Dass dies für Patienten keine echte Lösung ist, dessen ist man sich bei der KVS bewusst. Deshalb gibt es Versuche, die Lage zu entspannen, solange sich keine neuen Ärzte finden. "Die KV möchte ein neues Versorgungsprojekt auf den Weg bringen", berichtet Katharina Bachmann-Bux. Dabei sollen die Hausärzte einbezogen werden. Und das soll so funktionieren: Der Hausarzt nimmt die vom Patienten beschriebenen Probleme auf und gibt sie in ein sogenanntes Telekonsilsystem ein. Die übermittelten Daten werden dort von Dermatologen abgerufen und geprüft. Die Fachärzte geben eine Einschätzung und Empfehlung ab und übermitteln diese an den Hausarzt zurück. Eine Art Ferndiagnose also. Im Rahmen einer Studie ist dieses System bereits in Baden-Württemberg getestet worden.

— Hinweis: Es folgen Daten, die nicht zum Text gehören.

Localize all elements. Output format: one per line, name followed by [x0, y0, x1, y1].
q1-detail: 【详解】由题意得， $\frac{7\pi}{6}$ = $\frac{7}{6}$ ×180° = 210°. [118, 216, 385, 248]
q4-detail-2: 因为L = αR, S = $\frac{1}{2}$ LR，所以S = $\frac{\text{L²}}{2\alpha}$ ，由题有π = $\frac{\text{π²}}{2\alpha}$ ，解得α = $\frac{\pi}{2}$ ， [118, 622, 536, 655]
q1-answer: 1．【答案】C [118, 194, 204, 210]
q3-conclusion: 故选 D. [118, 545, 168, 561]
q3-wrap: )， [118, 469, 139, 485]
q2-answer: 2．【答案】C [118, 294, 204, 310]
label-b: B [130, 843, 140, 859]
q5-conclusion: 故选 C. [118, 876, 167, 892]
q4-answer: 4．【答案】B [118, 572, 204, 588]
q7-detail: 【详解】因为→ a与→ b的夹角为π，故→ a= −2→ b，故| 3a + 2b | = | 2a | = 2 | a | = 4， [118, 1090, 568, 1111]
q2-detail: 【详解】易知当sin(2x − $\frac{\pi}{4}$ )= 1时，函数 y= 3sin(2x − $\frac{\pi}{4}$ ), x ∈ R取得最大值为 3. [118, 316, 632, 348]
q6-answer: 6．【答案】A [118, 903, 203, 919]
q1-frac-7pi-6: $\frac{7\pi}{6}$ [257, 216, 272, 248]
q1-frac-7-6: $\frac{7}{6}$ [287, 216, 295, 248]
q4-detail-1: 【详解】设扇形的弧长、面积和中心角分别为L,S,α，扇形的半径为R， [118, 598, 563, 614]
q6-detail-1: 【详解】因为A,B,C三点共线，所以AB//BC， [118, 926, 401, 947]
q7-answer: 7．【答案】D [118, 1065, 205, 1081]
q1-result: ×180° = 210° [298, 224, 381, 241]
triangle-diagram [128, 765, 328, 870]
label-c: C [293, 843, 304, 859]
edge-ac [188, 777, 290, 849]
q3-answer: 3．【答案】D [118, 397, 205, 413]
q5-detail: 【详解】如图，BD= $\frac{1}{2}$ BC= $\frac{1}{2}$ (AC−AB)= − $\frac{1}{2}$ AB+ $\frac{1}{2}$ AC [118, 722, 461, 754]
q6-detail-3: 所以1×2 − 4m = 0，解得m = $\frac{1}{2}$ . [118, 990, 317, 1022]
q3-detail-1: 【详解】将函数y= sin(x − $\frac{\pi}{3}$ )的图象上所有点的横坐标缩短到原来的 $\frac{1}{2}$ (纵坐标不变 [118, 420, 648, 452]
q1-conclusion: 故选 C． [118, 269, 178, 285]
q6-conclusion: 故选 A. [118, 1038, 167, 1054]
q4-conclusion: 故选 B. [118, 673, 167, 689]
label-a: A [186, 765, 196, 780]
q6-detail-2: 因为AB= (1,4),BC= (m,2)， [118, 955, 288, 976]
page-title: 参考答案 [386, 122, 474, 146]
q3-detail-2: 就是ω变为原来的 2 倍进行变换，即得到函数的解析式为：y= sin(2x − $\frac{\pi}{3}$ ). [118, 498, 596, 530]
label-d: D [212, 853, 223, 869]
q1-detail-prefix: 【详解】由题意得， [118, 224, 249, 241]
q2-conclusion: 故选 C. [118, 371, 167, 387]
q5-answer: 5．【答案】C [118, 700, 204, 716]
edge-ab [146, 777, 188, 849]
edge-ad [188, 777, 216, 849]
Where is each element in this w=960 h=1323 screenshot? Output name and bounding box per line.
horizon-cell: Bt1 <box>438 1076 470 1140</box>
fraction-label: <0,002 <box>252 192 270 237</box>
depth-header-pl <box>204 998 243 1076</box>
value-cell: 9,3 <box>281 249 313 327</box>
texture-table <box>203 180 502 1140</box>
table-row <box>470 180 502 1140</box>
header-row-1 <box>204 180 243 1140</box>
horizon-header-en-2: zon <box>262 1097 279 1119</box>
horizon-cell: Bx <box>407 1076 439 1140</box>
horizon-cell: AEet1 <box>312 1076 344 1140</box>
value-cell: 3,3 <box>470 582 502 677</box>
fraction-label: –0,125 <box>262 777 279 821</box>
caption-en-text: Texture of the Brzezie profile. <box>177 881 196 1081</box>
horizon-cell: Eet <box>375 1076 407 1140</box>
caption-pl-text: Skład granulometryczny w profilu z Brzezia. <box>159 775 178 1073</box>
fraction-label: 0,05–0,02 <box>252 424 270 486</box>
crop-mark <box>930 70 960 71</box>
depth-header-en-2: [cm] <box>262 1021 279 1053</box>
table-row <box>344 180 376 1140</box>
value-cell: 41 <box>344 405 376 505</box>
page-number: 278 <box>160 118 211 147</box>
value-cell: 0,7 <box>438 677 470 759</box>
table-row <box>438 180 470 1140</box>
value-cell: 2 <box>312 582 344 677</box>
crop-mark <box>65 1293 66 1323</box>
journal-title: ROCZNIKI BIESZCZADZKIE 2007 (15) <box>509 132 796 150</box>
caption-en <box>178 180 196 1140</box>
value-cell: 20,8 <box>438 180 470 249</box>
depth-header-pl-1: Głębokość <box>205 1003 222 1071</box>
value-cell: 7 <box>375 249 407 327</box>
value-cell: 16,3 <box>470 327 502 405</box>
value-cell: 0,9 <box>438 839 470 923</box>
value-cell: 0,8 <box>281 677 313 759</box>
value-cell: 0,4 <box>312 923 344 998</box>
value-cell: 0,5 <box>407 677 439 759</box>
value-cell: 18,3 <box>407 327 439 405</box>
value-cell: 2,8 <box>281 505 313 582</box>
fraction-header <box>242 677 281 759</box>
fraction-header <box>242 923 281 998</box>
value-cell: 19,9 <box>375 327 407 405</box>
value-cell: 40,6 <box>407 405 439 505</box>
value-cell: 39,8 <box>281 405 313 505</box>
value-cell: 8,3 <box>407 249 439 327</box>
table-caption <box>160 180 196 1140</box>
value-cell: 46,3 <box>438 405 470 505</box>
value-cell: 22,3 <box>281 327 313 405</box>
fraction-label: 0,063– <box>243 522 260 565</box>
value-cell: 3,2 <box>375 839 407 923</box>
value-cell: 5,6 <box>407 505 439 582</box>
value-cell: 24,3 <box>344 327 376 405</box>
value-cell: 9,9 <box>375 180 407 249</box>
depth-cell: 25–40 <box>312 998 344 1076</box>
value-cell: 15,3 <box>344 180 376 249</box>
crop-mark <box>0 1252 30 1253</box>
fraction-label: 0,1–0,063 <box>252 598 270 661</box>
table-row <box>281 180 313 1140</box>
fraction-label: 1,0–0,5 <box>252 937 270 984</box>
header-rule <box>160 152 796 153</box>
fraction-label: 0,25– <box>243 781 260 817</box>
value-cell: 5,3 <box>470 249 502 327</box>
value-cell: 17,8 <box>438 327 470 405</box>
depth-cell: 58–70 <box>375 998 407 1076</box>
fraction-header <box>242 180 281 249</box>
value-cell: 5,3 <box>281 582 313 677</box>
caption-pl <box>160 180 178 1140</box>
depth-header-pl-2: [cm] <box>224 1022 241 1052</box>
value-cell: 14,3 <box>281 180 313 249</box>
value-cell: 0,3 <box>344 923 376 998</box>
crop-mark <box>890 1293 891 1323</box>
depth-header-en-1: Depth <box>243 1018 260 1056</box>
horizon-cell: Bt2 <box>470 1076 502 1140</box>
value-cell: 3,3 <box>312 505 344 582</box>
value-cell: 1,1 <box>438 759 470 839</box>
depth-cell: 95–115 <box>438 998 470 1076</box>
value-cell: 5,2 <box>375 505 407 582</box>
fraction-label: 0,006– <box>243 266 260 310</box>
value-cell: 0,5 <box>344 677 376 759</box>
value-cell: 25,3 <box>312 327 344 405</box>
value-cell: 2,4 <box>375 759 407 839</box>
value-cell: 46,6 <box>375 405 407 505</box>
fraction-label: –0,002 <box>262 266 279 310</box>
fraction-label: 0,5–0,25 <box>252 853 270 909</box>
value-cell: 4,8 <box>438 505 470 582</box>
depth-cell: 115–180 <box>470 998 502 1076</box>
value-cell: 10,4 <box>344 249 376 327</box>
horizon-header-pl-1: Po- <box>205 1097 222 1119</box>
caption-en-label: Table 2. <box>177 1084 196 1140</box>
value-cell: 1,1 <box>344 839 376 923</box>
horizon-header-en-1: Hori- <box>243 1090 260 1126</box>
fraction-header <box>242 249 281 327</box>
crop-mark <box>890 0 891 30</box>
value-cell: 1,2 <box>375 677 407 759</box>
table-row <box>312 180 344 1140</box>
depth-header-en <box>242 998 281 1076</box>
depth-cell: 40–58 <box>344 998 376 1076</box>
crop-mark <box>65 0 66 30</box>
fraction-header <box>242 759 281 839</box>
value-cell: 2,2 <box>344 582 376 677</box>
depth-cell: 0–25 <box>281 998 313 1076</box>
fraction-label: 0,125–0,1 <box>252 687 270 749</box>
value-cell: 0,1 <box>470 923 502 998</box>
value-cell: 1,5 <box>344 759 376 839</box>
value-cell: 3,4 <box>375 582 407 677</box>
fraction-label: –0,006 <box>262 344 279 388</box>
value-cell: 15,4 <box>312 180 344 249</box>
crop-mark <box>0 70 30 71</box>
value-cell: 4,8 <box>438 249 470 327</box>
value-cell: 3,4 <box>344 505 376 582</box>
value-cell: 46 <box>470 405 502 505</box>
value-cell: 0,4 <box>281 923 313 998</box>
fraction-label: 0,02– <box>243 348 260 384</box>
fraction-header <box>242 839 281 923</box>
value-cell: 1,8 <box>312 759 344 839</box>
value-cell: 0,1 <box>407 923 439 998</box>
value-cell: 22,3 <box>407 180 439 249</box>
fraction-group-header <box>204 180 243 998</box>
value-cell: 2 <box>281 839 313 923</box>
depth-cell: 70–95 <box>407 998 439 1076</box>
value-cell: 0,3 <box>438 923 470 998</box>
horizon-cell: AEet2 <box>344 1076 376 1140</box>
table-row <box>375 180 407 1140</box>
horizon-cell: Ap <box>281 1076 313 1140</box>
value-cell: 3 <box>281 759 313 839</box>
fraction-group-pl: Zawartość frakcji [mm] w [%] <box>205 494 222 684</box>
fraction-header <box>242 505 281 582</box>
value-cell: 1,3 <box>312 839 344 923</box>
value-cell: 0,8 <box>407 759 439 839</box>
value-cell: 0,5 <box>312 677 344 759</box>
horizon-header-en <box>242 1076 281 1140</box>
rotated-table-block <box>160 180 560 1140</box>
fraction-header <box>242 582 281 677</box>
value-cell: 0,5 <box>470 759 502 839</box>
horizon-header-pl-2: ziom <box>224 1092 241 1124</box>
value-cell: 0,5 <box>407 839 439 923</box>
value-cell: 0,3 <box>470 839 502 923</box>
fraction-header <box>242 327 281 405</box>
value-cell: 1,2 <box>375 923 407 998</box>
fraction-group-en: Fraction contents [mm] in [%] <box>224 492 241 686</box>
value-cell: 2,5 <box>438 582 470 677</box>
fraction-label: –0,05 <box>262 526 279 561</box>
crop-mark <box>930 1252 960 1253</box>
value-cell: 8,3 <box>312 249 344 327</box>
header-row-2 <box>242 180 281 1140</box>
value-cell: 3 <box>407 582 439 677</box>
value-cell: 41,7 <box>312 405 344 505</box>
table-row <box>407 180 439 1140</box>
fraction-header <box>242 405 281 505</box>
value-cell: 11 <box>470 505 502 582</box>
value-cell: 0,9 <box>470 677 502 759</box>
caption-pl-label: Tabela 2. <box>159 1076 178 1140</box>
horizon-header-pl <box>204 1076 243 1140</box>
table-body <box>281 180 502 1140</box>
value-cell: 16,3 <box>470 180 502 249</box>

In der hiesigen Region befindet sich das Modell noch in der Aufbauphase, so Katharina Bachmann-Bux.

Hausärzte übernehmen Behandlung mit

Eine Folge der großen Versorgungslücke in der Dermatologie ist, dass viele Hausärzte die Behandlung von Hautproblemen mit übernehmen. Dafür haben sie eine besondere Genehmigung von der KVS, zum Beispiel für die Untersuchungen zur Früherkennung von Hautkrebs. Auf der Homepage der KVS kann man nach Hausärzten suchen, die eine entsprechende Erlaubnis haben. Bei der Arztsuche kann nach der Auswahl der Fachrichtung "Hausarzt" unter dem Punkt "Genehmigungspflichtige Leistungen" nach der Rubrik "Hautkrebsscreening" gefiltert werden. Dort sehen Patienten, welche Hausärzte die Hautkrebsvorsorge anbieten.

KV lockt mit Prämien und Festanstellung

Bereits Ende 2020 hat der Landesausschuss der Ärzte und Krankenkassen die prekäre Hautarzt-Situation in Löbau-Zittau offiziell festgestellt. Und versucht, neue Dermatologen zu locken. Eine Förderung von 100.000 Euro würde ein Hautarzt bekommen, der sich neu hier niederlässt. Außerdem verspricht die KVS einen Mindestumsatz. Eine stattliche Finanzspritze für eine Praxisneugründung wäre das - geholfen hat es bisher nicht.

Auch auf diversen Portalen und in Fachpublikationen sucht die Kassenärztliche Vereinigung gezielt mit Ausschreibungen nach Hautärzten. Außerdem hat sie ein besonderes Angebot für Hautärzte, die sich davor scheuen, selbstständig mit einer eigenen Praxis zu arbeiten. Sie würde eine KV-Eigenpraxis gründen und Fachärzte anstellen. "Aber auch hier gab es bislang keine Bewerbungen von Hautärzten", stellt KV-Sprecherin Katharina Bachmann-Bux fest.